1. St. Louis Rams - Norm Van Brocklin
The team is searching for a franchise quarterback. Well, why take a chance on Sam Bradford when you can go with the sure thing? Van Brocklin is a known quantity and already a legend. Sure, he's been dead 27 years, but that just means he's well rested and ready to go.
2. Detroit Lions - Henry Ford
Louis Delmas said the other day the team is looking to stock up on leaders and all the talent it can. Detroit should go with the hometown boy who has already demonstrated leadership skills and a knack for whipping people into shape and bringing efficiency. New slogan in Detroit: "Assembly line to the end zone!"
3. Tampa Bay Buccaneers - Edward Teach (Blackbeard)
Forget Ndamukong Suh. If the Bucs really want to instill fear into the hearts of their opponents, they should draft the most famous pirate ever. The dude fought with burning candles in his hair. You really wanna mess with him?
4. Washington Redskins - A new team name
Really, guys? Red skins? Get with the 21st century, y'all. Back in the 20's, there was a team with the name "Fairies." (True story!) Go with that.

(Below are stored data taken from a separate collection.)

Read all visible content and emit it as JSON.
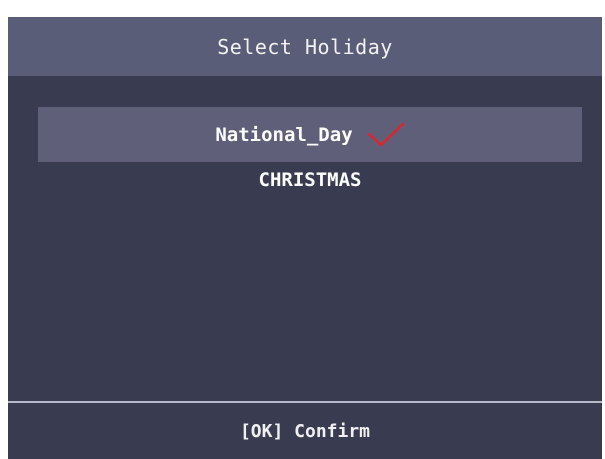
{
  "header": {
    "title": "Select Holiday"
  },
  "holidays": [
    {
      "label": "National_Day",
      "selected": true,
      "icon": "checkmark-icon"
    },
    {
      "label": "CHRISTMAS",
      "selected": false
    }
  ],
  "footer": {
    "hint": "[OK] Confirm"
  },
  "colors": {
    "background": "#393c50",
    "header": "#5a5d77",
    "selected_row": "#605f79",
    "check": "#e0242c"
  }
}
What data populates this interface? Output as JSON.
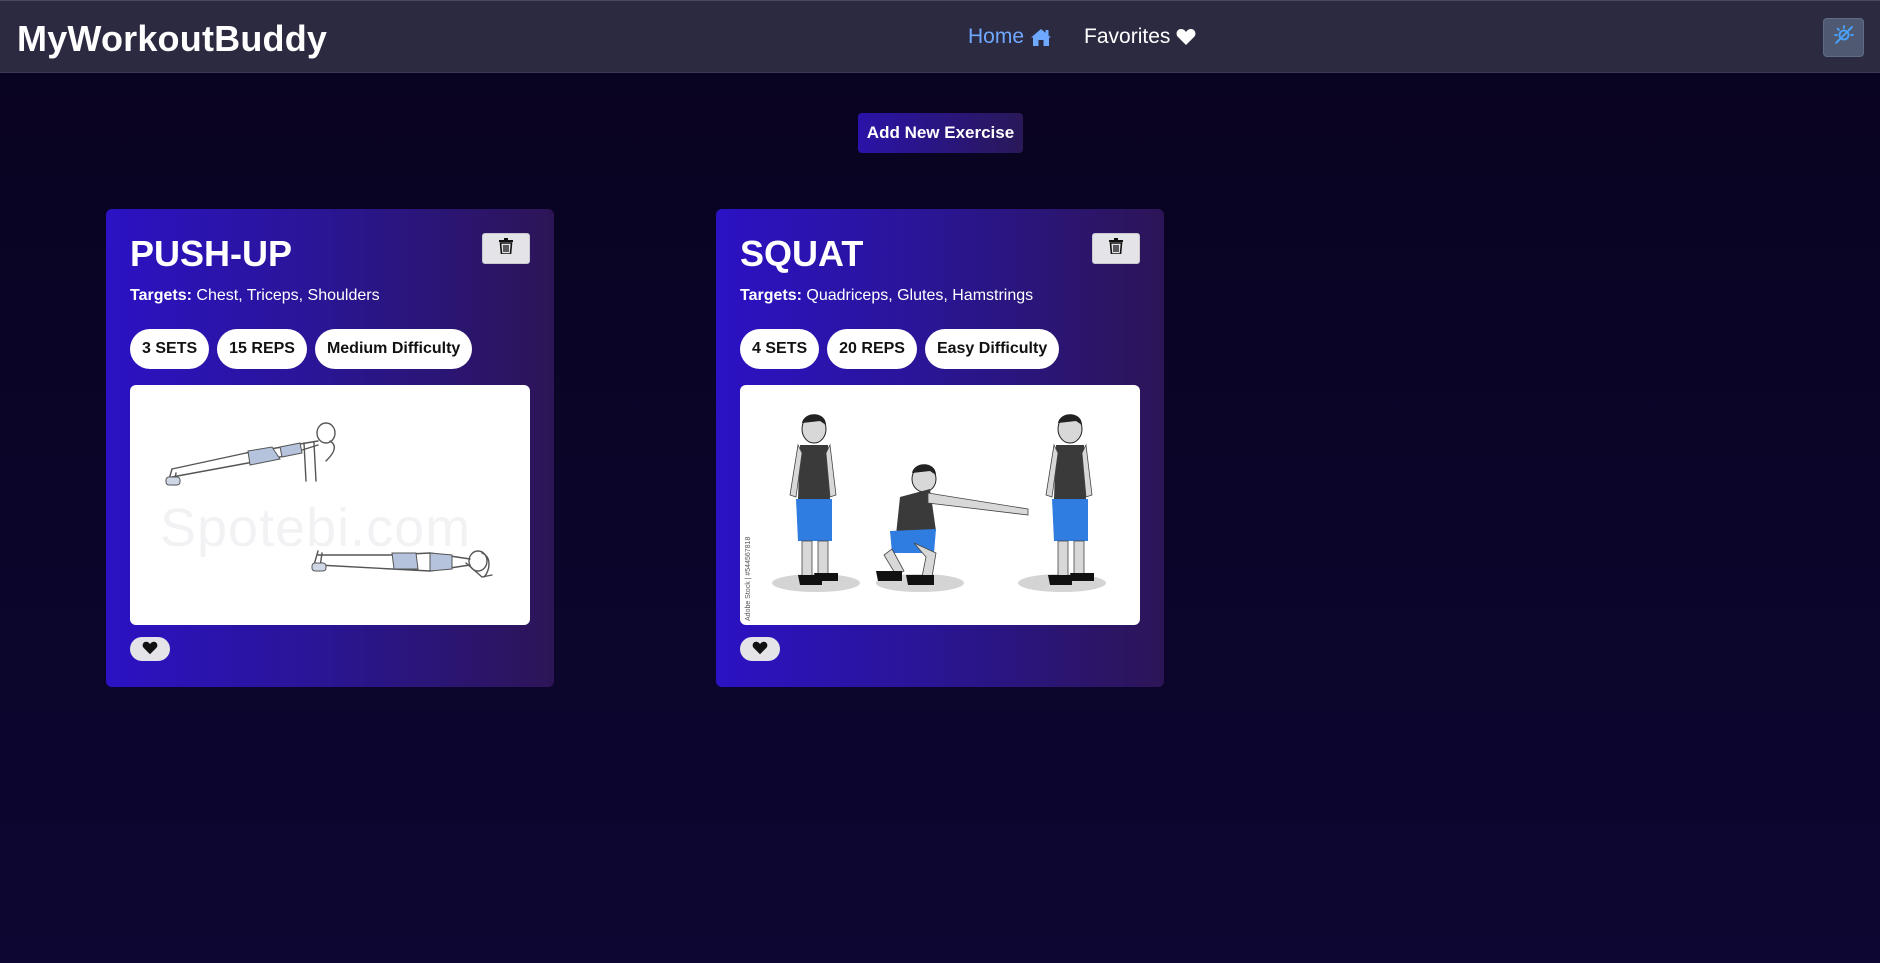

5. Kansas City Chiefs - Betty White
She has a stronger arm than Matt Cassel.
6. Seattle Seahawks - Steve Jobs
They haven't done much with Microsoft's Paul Allen as owner. Maybe it's time to switch to a Mac.
7. Cleveland Browns - A bucket
8. Oakland Raiders - Clark Kent
Has the size, strength, speed and athleticism to be a Raider. Also has intriguing, virtually limitless upside. Almost as if he's hiding a secret identity.

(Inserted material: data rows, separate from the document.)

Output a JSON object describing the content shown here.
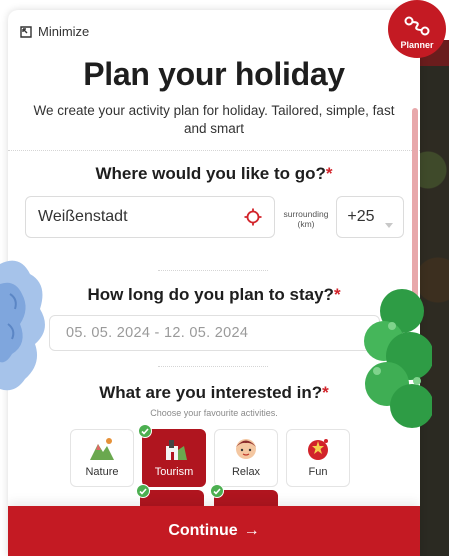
{
  "header": {
    "minimize_label": "Minimize",
    "planner_label": "Planner"
  },
  "hero": {
    "title": "Plan your holiday",
    "subtitle": "We create your activity plan for holiday. Tailored, simple, fast and smart"
  },
  "destination": {
    "question": "Where would you like to go?",
    "required_mark": "*",
    "value": "Weißenstadt",
    "surrounding_label_line1": "surrounding",
    "surrounding_label_line2": "(km)",
    "radius_value": "+25"
  },
  "duration": {
    "question": "How long do you plan to stay?",
    "required_mark": "*",
    "date_range": "05. 05. 2024 - 12. 05. 2024"
  },
  "interests": {
    "question": "What are you interested in?",
    "required_mark": "*",
    "hint": "Choose your favourite activities.",
    "categories": [
      {
        "label": "Nature",
        "selected": false,
        "icon": "nature-icon"
      },
      {
        "label": "Tourism",
        "selected": true,
        "icon": "tourism-icon"
      },
      {
        "label": "Relax",
        "selected": false,
        "icon": "relax-icon"
      },
      {
        "label": "Fun",
        "selected": false,
        "icon": "fun-icon"
      }
    ]
  },
  "footer": {
    "continue_label": "Continue",
    "continue_arrow": "→"
  },
  "colors": {
    "brand_red": "#c41a23",
    "selected_red": "#b0151f",
    "check_green": "#4caf50"
  }
}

9. Buffalo Bills - Ben Stein
The Bills need to bring back the sizzle and excitement to the franchise and Stein certainly has more of that than anyone else currently on the roster.
10. Jacksonville Jaguars - Jesus Christ
Since everyone seems to think taking God's younger son isn't a winning strategy for the Jags, maybe they should look to the older boy. Jesus is pretty durable...every time you think he's done, he keeps resurrecting his career. He seems to have a big following, so he'd also sell a lot of tickets.

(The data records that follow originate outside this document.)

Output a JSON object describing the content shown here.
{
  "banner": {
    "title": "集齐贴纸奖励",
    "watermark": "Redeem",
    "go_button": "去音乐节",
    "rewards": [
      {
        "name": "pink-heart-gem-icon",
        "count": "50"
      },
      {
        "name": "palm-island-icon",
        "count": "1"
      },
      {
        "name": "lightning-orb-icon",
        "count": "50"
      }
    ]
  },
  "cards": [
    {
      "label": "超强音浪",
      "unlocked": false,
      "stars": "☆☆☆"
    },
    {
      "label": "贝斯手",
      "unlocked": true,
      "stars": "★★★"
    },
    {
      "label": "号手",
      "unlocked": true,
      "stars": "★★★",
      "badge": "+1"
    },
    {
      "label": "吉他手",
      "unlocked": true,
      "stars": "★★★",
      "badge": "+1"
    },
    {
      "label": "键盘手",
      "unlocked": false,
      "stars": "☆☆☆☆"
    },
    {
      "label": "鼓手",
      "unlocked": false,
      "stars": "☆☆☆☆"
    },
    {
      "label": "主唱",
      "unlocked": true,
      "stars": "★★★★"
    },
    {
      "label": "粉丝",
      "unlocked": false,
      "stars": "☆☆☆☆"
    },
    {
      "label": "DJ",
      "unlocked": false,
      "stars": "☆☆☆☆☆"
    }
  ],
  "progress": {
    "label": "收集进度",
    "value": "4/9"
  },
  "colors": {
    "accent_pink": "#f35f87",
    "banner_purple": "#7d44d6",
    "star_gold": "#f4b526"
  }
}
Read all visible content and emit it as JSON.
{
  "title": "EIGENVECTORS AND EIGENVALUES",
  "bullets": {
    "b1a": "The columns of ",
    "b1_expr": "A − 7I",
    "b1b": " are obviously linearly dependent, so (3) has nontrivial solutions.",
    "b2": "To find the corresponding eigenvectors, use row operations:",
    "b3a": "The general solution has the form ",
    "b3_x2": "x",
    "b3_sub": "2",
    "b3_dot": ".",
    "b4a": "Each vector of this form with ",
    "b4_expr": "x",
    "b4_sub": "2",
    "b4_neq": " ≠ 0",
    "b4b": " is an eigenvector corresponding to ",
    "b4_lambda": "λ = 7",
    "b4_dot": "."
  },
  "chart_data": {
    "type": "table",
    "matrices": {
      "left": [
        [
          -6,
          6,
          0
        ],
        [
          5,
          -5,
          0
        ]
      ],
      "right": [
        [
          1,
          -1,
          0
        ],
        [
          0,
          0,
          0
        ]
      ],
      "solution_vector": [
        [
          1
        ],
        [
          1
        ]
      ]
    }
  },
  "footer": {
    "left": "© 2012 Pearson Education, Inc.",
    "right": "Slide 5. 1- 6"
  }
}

11. Denver Broncos - Josef Stalin
The franchise needs a more likeable, less arrogant guy than Josh McDaniels
12. Miami Dolphins - Jim Carrey
Why not bring another stupid celebrity owner on board? He already has a history with the franchise, having saved both their dolphin mascot and Dan Marino back in the mid-90's.
13. San Francisco 49ers - The guy who sang "Pants on the Ground"
Tell me he wouldn't team well with Mike Singletary
14. Seattle Seahawks - Ndamukong Suh
Really, if he falls this far, you have to take him
15. New York Giants - Woody Johnson's tears
Seemed to motivate them last season, didn't it?
17. San Francisco 49ers - The 2005 #1 pick
Do over! We actually pick Aaron Rodgers.
18. Pittsburgh Steelers - Ben Matlock
Might as well keep the best defense attorney in the universe around, just in case
19. Atlanta Falcons - Bobby Petrino
Arthur Blank can organize a charity event. Each fan pays 10 dollars to beat Petrino with a lead pipe for 30 seconds. It'd raise millions.
20. Houston Texans - A playoff berth
If we can't win it, we'll draft it!
21. Cincinnati Bengals - Gandalf
Apparently magic of some sort is needed to exorcise the Curse of Bo Jackson and get them back to a Super Bowl
22. New England Patriots - James Bond
Now that the league is on to video cameras, the best super spy in the world can get them the info they need to get back on top!
Would make a lovely decoration stuck on a pike atop Lambeau Field
24. Philadelphia Eagles - Sam Bradford
Hey, why not another quarterback?
25. Baltimore Ravens - A real city
Baltimore sucks. Their most famous resident is a guy who bakes cakes for a living.
26. Arizona Cardinals - Justin Timberlake
Another ex-boy band member for Matt Leinart to chill out in the hot tub with
27. Dallas Cowboys - Pick forfeited
What do they need that Jerry Jones can't buy?
28. San Diego Chargers - The Heimlich Maneuver
Could be useful in the playoffs
29. New York Jets - Santa Claus
Now that Rex Ryan is shedding the pounds, they need a new jolly fat man
30. Minnesota Vikings - A warehouse full of Metamucil
They'll need it to tempt Gramps to come back for one more season
31. Indianapolis Colts - A box of cyanide capsules
Will be necessary if Peyton Manning ever suffers a season ending injury
32. New Orleans Saints - Reggie Bush's career potential
Oh here it is. Been missing for 4 years.